Republicans now realize they have no good way to stop President Obama's executive actions on immigration, so they've decided there's no real downside to allowing funding to run out for the Department of Homeland Security. From Politico
[L]eading Republicans say the fallout would be limited if Congress fails to act. In private conversations and in meetings around the Capitol and on the House floor, top House GOP figures say most of DHS’s 280,000 employees will stay on the job even without a new funding bill because they are considered essential employees — though their paychecks would stop coming in the meantime.
Yeah, who cares about those 300,000 employees and their paychecks?
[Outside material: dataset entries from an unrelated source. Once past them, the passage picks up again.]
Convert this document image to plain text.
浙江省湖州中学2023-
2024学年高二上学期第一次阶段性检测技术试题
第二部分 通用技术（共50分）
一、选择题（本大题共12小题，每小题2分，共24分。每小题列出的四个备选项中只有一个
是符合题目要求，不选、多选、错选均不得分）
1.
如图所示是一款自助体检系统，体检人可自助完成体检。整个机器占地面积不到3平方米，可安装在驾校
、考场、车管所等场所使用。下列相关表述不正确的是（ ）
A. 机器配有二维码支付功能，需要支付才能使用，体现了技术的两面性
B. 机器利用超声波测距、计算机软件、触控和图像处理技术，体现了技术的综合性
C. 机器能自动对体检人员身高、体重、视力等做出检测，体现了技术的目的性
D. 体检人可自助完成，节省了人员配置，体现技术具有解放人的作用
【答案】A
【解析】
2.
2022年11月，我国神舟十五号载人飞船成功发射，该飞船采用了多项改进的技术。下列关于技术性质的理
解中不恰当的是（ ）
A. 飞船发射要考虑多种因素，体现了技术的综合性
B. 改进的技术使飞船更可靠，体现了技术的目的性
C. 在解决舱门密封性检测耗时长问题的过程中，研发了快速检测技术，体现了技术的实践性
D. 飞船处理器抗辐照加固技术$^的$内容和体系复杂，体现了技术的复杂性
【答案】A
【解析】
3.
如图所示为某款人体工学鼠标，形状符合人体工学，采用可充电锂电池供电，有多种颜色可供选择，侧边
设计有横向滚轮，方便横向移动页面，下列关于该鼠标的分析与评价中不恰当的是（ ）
Apparently, even some Republicans are surprised at how irrational their colleagues have become just several weeks into the 114th. The increasingly small number of grownups in the GOP caucus thought not funding DHS last year would bring a sense of cohesion and urgency to the caucus this year around the DHS funding fight.
[T]hey were betting that even their unpredictable and restless rank and file would blink when it came to national security.
Bad bet. Senate Democrats put Majority Leader Mitch McConnell on notice yesterday that he wouldn't get any of their votes if the DHS funding bill contained riders—such as the anti-immigrant measures the House attached. McConnell hasn't yet indicated his path forward. But House Republicans are already saying they won't vote on a bill that simply funds DHS without targeting immigrants.
Senior sources in House Republican leadership are now saying they will not bring up a so-called “clean” DHS funding bill. They hope the Senate can insert some language to change part of Obama’s executive actions on immigration and are privately warning that a “clean bill will not fly in the House,” as one senior leadership aide put it. Several GOP aides said they were hoping the White House intervenes soon and accepts some changes to Obama’s immigration actions to avoid a showdown.
More magical thinking from the increasingly discordant Republican majority in Congress. They can't agree on a reasonable path forward, so they're looking to the White House to solve their problems. Fool proof.